Reset and get back on track
Many of the interventions being applied to address discipline disparities are finding their way to virtual school settings. In 2013, California’s San Lorenzo Unified School District initiated a restorative approach to school discipline to improve school climate, reduce student suspensions, and decrease disproportionate punishment, says Becca Coleman, a teacher on special assignment who manages implementation of restorative practices in the 9,500-student district.
When San Lorenzo Unified moved to distance learning last spring, it also moved its restorative work online. That included conducting virtual restorative circles to develop and maintain relationships, problem-solve, or repair harm; incorporating games and activities that create community and build social-emotional skills; and making time for classroom check-in questions and conversations.

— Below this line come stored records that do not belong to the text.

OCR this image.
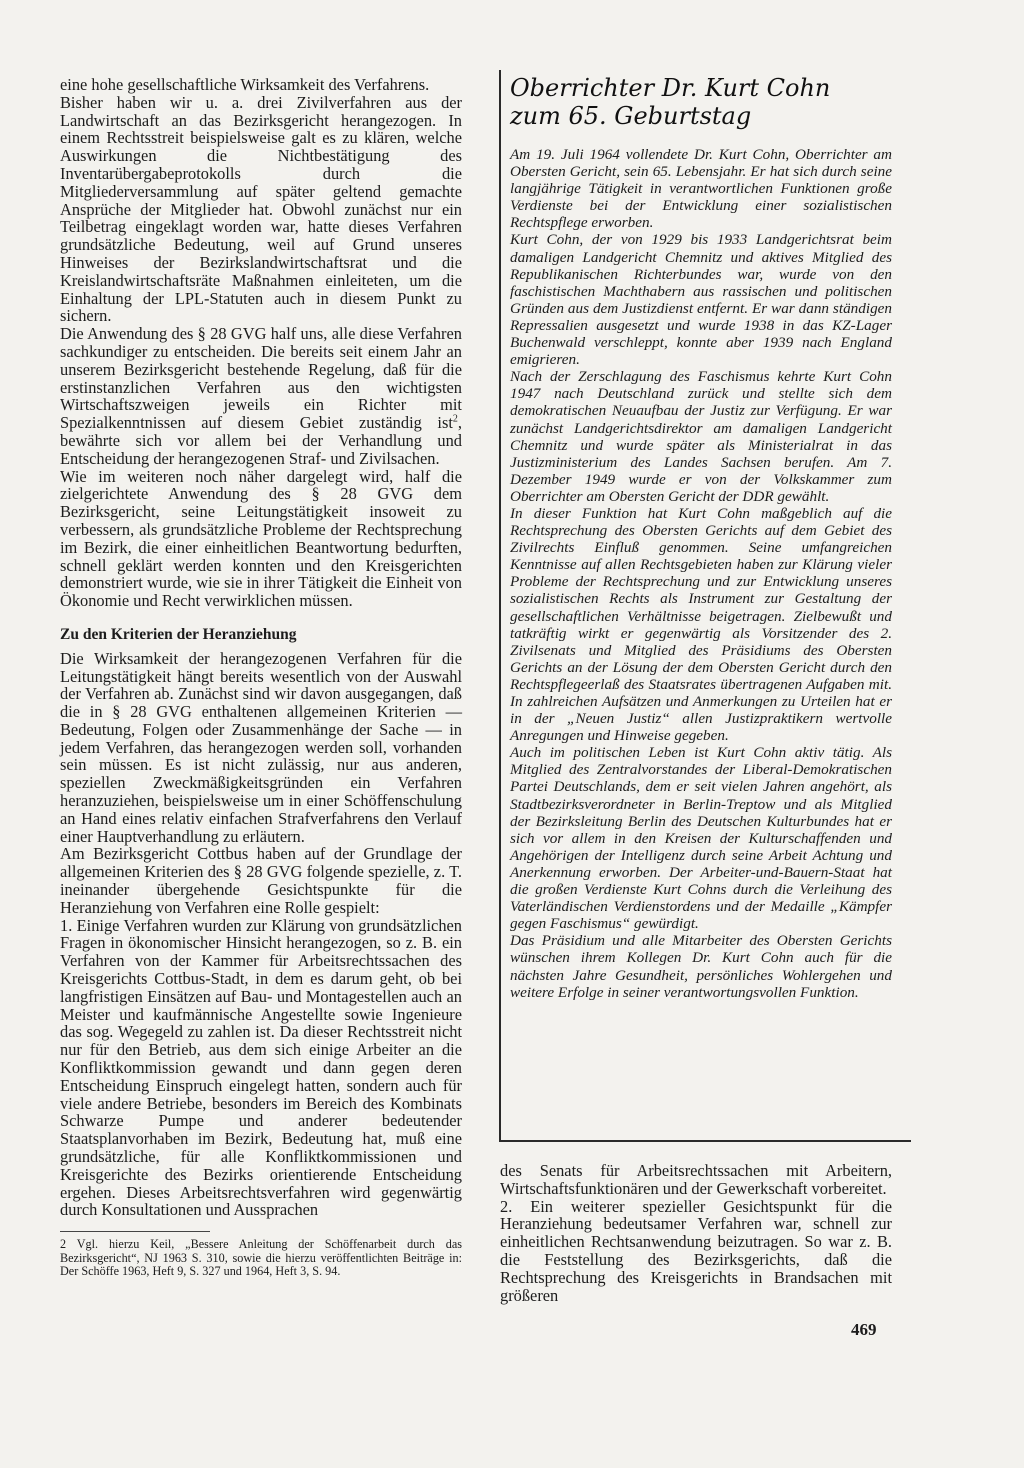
eine hohe gesellschaftliche Wirksamkeit des Verfahrens.

Bisher haben wir u. a. drei Zivilverfahren aus der Landwirtschaft an das Bezirksgericht herangezogen. In einem Rechtsstreit beispielsweise galt es zu klären, welche Auswirkungen die Nichtbestätigung des Inventarübergabeprotokolls durch die Mitgliederversammlung auf später geltend gemachte Ansprüche der Mitglieder hat. Obwohl zunächst nur ein Teilbetrag eingeklagt worden war, hatte dieses Verfahren grundsätzliche Bedeutung, weil auf Grund unseres Hinweises der Bezirkslandwirtschaftsrat und die Kreislandwirtschaftsräte Maßnahmen einleiteten, um die Einhaltung der LPL-Statuten auch in diesem Punkt zu sichern.

Die Anwendung des § 28 GVG half uns, alle diese Verfahren sachkundiger zu entscheiden. Die bereits seit einem Jahr an unserem Bezirksgericht bestehende Regelung, daß für die erstinstanzlichen Verfahren aus den wichtigsten Wirtschaftszweigen jeweils ein Richter mit Spezialkenntnissen auf diesem Gebiet zuständig ist$^2$, bewährte sich vor allem bei der Verhandlung und Entscheidung der herangezogenen Straf- und Zivilsachen.

Wie im weiteren noch näher dargelegt wird, half die zielgerichtete Anwendung des § 28 GVG dem Bezirksgericht, seine Leitungstätigkeit insoweit zu verbessern, als grundsätzliche Probleme der Rechtsprechung im Bezirk, die einer einheitlichen Beantwortung bedurften, schnell geklärt werden konnten und den Kreisgerichten demonstriert wurde, wie sie in ihrer Tätigkeit die Einheit von Ökonomie und Recht verwirklichen müssen.

Zu den Kriterien der Heranziehung

Die Wirksamkeit der herangezogenen Verfahren für die Leitungstätigkeit hängt bereits wesentlich von der Auswahl der Verfahren ab. Zunächst sind wir davon ausgegangen, daß die in § 28 GVG enthaltenen allgemeinen Kriterien — Bedeutung, Folgen oder Zusammenhänge der Sache — in jedem Verfahren, das herangezogen werden soll, vorhanden sein müssen. Es ist nicht zulässig, nur aus anderen, speziellen Zweckmäßigkeitsgründen ein Verfahren heranzuziehen, beispielsweise um in einer Schöffenschulung an Hand eines relativ einfachen Strafverfahrens den Verlauf einer Hauptverhandlung zu erläutern.

Am Bezirksgericht Cottbus haben auf der Grundlage der allgemeinen Kriterien des § 28 GVG folgende spezielle, z. T. ineinander übergehende Gesichtspunkte für die Heranziehung von Verfahren eine Rolle gespielt:

1. Einige Verfahren wurden zur Klärung von grundsätzlichen Fragen in ökonomischer Hinsicht herangezogen, so z. B. ein Verfahren von der Kammer für Arbeitsrechtssachen des Kreisgerichts Cottbus-Stadt, in dem es darum geht, ob bei langfristigen Einsätzen auf Bau- und Montagestellen auch an Meister und kaufmännische Angestellte sowie Ingenieure das sog. Wegegeld zu zahlen ist. Da dieser Rechtsstreit nicht nur für den Betrieb, aus dem sich einige Arbeiter an die Konfliktkommission gewandt und dann gegen deren Entscheidung Einspruch eingelegt hatten, sondern auch für viele andere Betriebe, besonders im Bereich des Kombinats Schwarze Pumpe und anderer bedeutender Staatsplanvorhaben im Bezirk, Bedeutung hat, muß eine grundsätzliche, für alle Konfliktkommissionen und Kreisgerichte des Bezirks orientierende Entscheidung ergehen. Dieses Arbeitsrechtsverfahren wird gegenwärtig durch Konsultationen und Aussprachen

2 Vgl. hierzu Keil, „Bessere Anleitung der Schöffenarbeit durch das Bezirksgericht“, NJ 1963 S. 310, sowie die hierzu veröffentlichten Beiträge in: Der Schöffe 1963, Heft 9, S. 327 und 1964, Heft 3, S. 94.

Oberrichter Dr. Kurt Cohn
zum 65. Geburtstag

Am 19. Juli 1964 vollendete Dr. Kurt Cohn, Oberrichter am Obersten Gericht, sein 65. Lebensjahr. Er hat sich durch seine langjährige Tätigkeit in verantwortlichen Funktionen große Verdienste bei der Entwicklung einer sozialistischen Rechtspflege erworben.

Kurt Cohn, der von 1929 bis 1933 Landgerichtsrat beim damaligen Landgericht Chemnitz und aktives Mitglied des Republikanischen Richterbundes war, wurde von den faschistischen Machthabern aus rassischen und politischen Gründen aus dem Justizdienst entfernt. Er war dann ständigen Repressalien ausgesetzt und wurde 1938 in das KZ-Lager Buchenwald verschleppt, konnte aber 1939 nach England emigrieren.

Nach der Zerschlagung des Faschismus kehrte Kurt Cohn 1947 nach Deutschland zurück und stellte sich dem demokratischen Neuaufbau der Justiz zur Verfügung. Er war zunächst Landgerichtsdirektor am damaligen Landgericht Chemnitz und wurde später als Ministerialrat in das Justizministerium des Landes Sachsen berufen. Am 7. Dezember 1949 wurde er von der Volkskammer zum Oberrichter am Obersten Gericht der DDR gewählt.

In dieser Funktion hat Kurt Cohn maßgeblich auf die Rechtsprechung des Obersten Gerichts auf dem Gebiet des Zivilrechts Einfluß genommen. Seine umfangreichen Kenntnisse auf allen Rechtsgebieten haben zur Klärung vieler Probleme der Rechtsprechung und zur Entwicklung unseres sozialistischen Rechts als Instrument zur Gestaltung der gesellschaftlichen Verhältnisse beigetragen. Zielbewußt und tatkräftig wirkt er gegenwärtig als Vorsitzender des 2. Zivilsenats und Mitglied des Präsidiums des Obersten Gerichts an der Lösung der dem Obersten Gericht durch den Rechtspflegeerlaß des Staatsrates übertragenen Aufgaben mit. In zahlreichen Aufsätzen und Anmerkungen zu Urteilen hat er in der „Neuen Justiz“ allen Justizpraktikern wertvolle Anregungen und Hinweise gegeben.

Auch im politischen Leben ist Kurt Cohn aktiv tätig. Als Mitglied des Zentralvorstandes der Liberal-Demokratischen Partei Deutschlands, dem er seit vielen Jahren angehört, als Stadtbezirksverordneter in Berlin-Treptow und als Mitglied der Bezirksleitung Berlin des Deutschen Kulturbundes hat er sich vor allem in den Kreisen der Kulturschaffenden und Angehörigen der Intelligenz durch seine Arbeit Achtung und Anerkennung erworben. Der Arbeiter-und-Bauern-Staat hat die großen Verdienste Kurt Cohns durch die Verleihung des Vaterländischen Verdienstordens und der Medaille „Kämpfer gegen Faschismus“ gewürdigt.

Das Präsidium und alle Mitarbeiter des Obersten Gerichts wünschen ihrem Kollegen Dr. Kurt Cohn auch für die nächsten Jahre Gesundheit, persönliches Wohlergehen und weitere Erfolge in seiner verantwortungsvollen Funktion.

des Senats für Arbeitsrechtssachen mit Arbeitern, Wirtschaftsfunktionären und der Gewerkschaft vorbereitet.

2. Ein weiterer spezieller Gesichtspunkt für die Heranziehung bedeutsamer Verfahren war, schnell zur einheitlichen Rechtsanwendung beizutragen. So war z. B. die Feststellung des Bezirksgerichts, daß die Rechtsprechung des Kreisgerichts in Brandsachen mit größeren

469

“One thing that I’ve re-learned, or it’s been reinforced, is that these practices are possible in any setting or circumstance,” Coleman says. “It doesn’t have to look any one way.”
Shelby County Schools transferred a series of interventions and behavior supports to its online platform to assist students most at-risk for disciplinary actions. Along with a districtwide focus on trauma-informed practices, Adverse Childhood Experiences (ACEs), and culturally responsive teaching, the 111,000-student district added virtual reset rooms to the plat-form. Featuring calming music and soft lighting, the rooms are staffed by behavioral specialists trained to assist students as they regroup and calm down after an outburst or disruption in class. The goal is to help students “reset and get back on track and return to class with no disciplinary action,” Hargrave says.

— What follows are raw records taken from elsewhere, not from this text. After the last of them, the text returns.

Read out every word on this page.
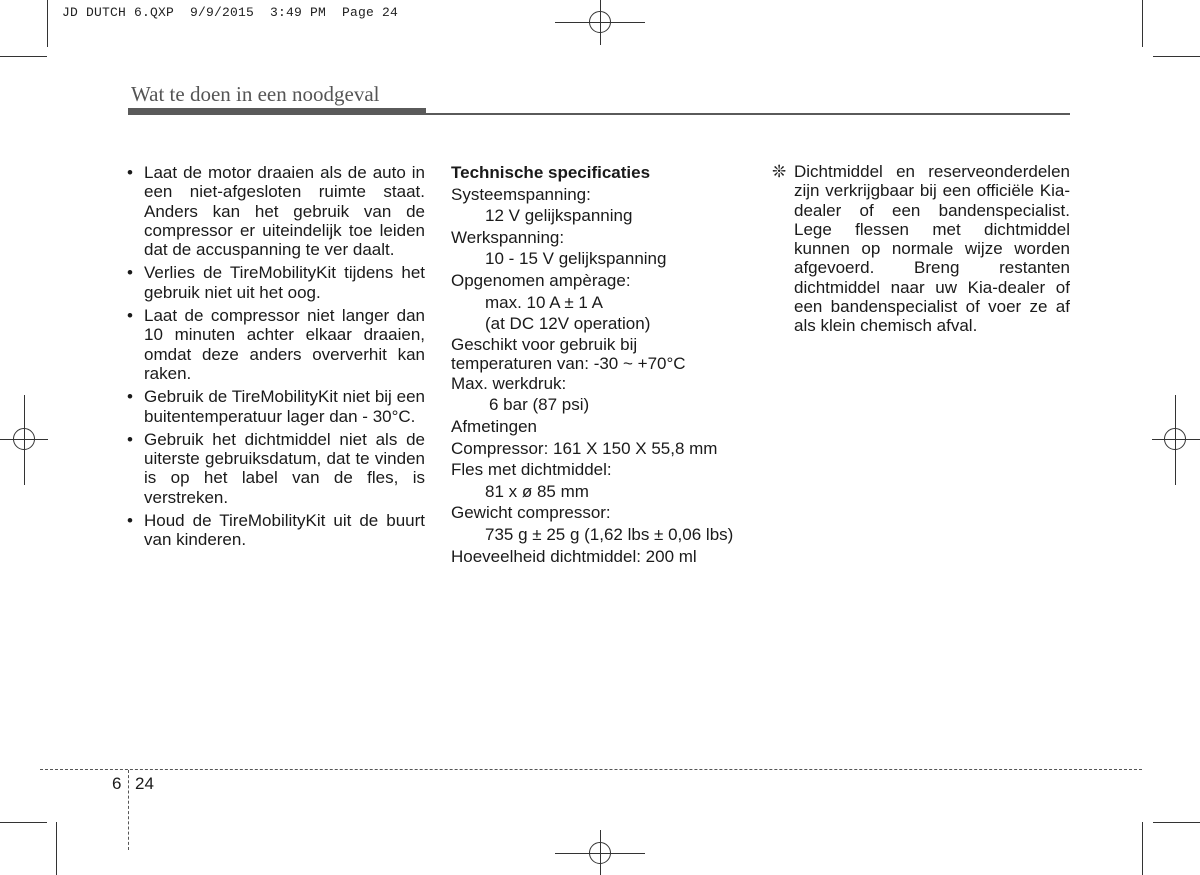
JD DUTCH 6.QXP  9/9/2015  3:49 PM  Page 24
Wat te doen in een noodgeval
• Laat de motor draaien als de auto in een niet-afgesloten ruimte staat. Anders kan het gebruik van de compressor er uiteindelijk toe leiden dat de accuspanning te ver daalt.
• Verlies de TireMobilityKit tijdens het gebruik niet uit het oog.
• Laat de compressor niet langer dan 10 minuten achter elkaar draaien, omdat deze anders oververhit kan raken.
• Gebruik de TireMobilityKit niet bij een buitentemperatuur lager dan - 30°C.
• Gebruik het dichtmiddel niet als de uiterste gebruiksdatum, dat te vinden is op het label van de fles, is verstreken.
• Houd de TireMobilityKit uit de buurt van kinderen.
Technische specificaties
Systeemspanning:
12 V gelijkspanning
Werkspanning:
10 - 15 V gelijkspanning
Opgenomen ampèrage:
max. 10 A ± 1 A
(at DC 12V operation)
Geschikt voor gebruik bij
temperaturen van: -30 ~ +70°C
Max. werkdruk:
6 bar (87 psi)
Afmetingen
Compressor: 161 X 150 X 55,8 mm
Fles met dichtmiddel:
81 x ø 85 mm
Gewicht compressor:
735 g ± 25 g (1,62 lbs ± 0,06 lbs)
Hoeveelheid dichtmiddel: 200 ml
❊ Dichtmiddel en reserveonderdelen zijn verkrijgbaar bij een officiële Kia-dealer of een bandenspecialist. Lege flessen met dichtmiddel kunnen op normale wijze worden afgevoerd. Breng restanten dichtmiddel naar uw Kia-dealer of een bandenspecialist of voer ze af als klein chemisch afval.
6 24
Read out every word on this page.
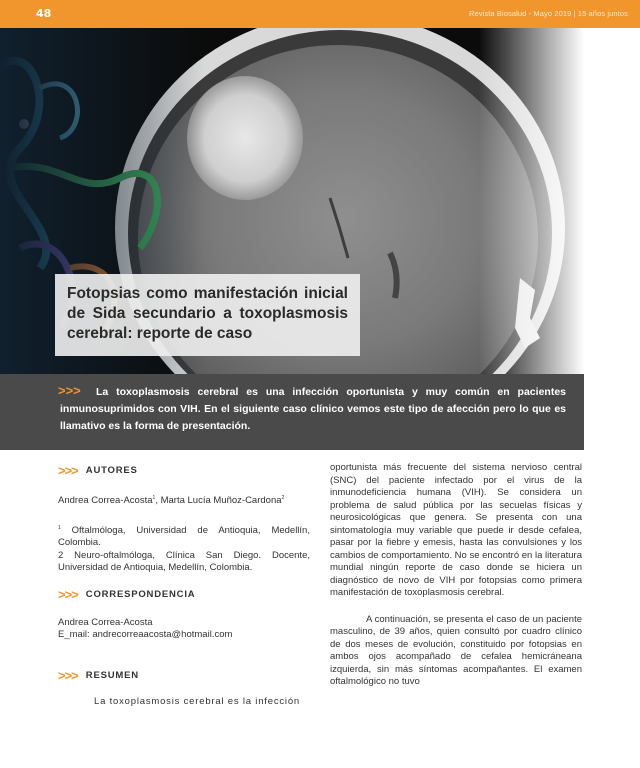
48	Revista Biosalud - Mayo 2019 | 15 años juntos
Fotopsias como manifestación inicial de Sida secundario a toxoplasmosis cerebral: reporte de caso
>>>	La toxoplasmosis cerebral es una infección oportunista y muy común en pacientes inmunosuprimidos con VIH. En el siguiente caso clínico vemos este tipo de afección pero lo que es llamativo es la forma de presentación.
>>> AUTORES
Andrea Correa-Acosta$^1$, Marta Lucía Muñoz-Cardona$^2$
$^1$ Oftalmóloga, Universidad de Antioquia, Medellín, Colombia.
2 Neuro-oftalmóloga, Clínica San Diego. Docente, Universidad de Antioquia, Medellín, Colombia.
>>> CORRESPONDENCIA
Andrea Correa-Acosta
E_mail: andrecorreaacosta@hotmail.com
>>> RESUMEN
La toxoplasmosis cerebral es la infección
oportunista más frecuente del sistema nervioso central (SNC) del paciente infectado por el virus de la inmunodeficiencia humana (VIH). Se considera un problema de salud pública por las secuelas físicas y neurosicológicas que genera. Se presenta con una sintomatología muy variable que puede ir desde cefalea, pasar por la fiebre y emesis, hasta las convulsiones y los cambios de comportamiento. No se encontró en la literatura mundial ningún reporte de caso donde se hiciera un diagnóstico de novo de VIH por fotopsias como primera manifestación de toxoplasmosis cerebral.
A continuación, se presenta el caso de un paciente masculino, de 39 años, quien consultó por cuadro clínico de dos meses de evolución, constituido por fotopsias en ambos ojos acompañado de cefalea hemicráneana izquierda, sin más síntomas acompañantes. El examen oftalmológico no tuvo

“We’ve shifted our way of thinking about discipline” so that “when a child isn’t complying or not doing what we’re asking him to do, we quickly work to see what supports are needed first rather than how do we remove this disruption,” she adds.

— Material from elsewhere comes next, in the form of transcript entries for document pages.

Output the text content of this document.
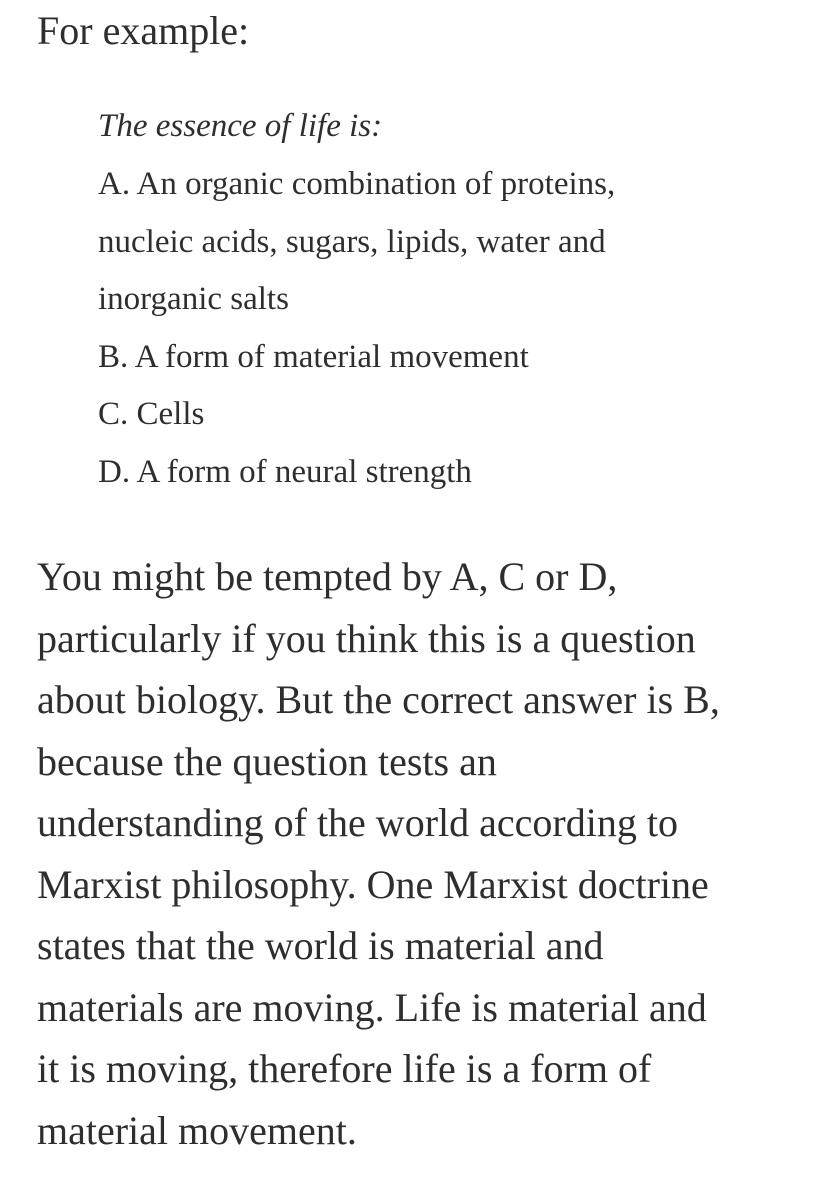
For example:

The essence of life is:

A. An organic combination of proteins,
nucleic acids, sugars, lipids, water and
inorganic salts
B. A form of material movement
C. Cells
D. A form of neural strength

You might be tempted by A, C or D,
particularly if you think this is a question
about biology. But the correct answer is B,
because the question tests an
understanding of the world according to
Marxist philosophy. One Marxist doctrine
states that the world is material and
materials are moving. Life is material and
it is moving, therefore life is a form of
material movement.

Expanding resources for mental health and emotional support are among the recommendations included in the Toolkit for Transforming School Discipline in Remote and Blended Learning During COVID-19. The guide was created by the Transforming School Discipline Collaborative (TSDC), an Illinois-based interdisciplinary team of attorneys, school psychologists, restorative justice practitioners, and school-based professionals, in conjunction with school-age students and educators supporting equitable and nonexclusionary discipline practices.
As more schools look to reopen their buildings during the pandemic, issues of exclusionary discipline are likely to be repeated or even escalated if schools don’t reexamine their suspension policies and procedures and provide meaningful support for students and assistance and training for teachers, says Losen, with the Civil Rights Project.
“The last thing we should be doing is unnecessarily adding to lost educational time when students return. We should do everything we can to make sure that they are staying in school.”
School discipline is such an important equity issue, says NEPC’s Wiley. “We have to think about how to bring greater support for schools, but also greater accountability when it comes to racial disparities.”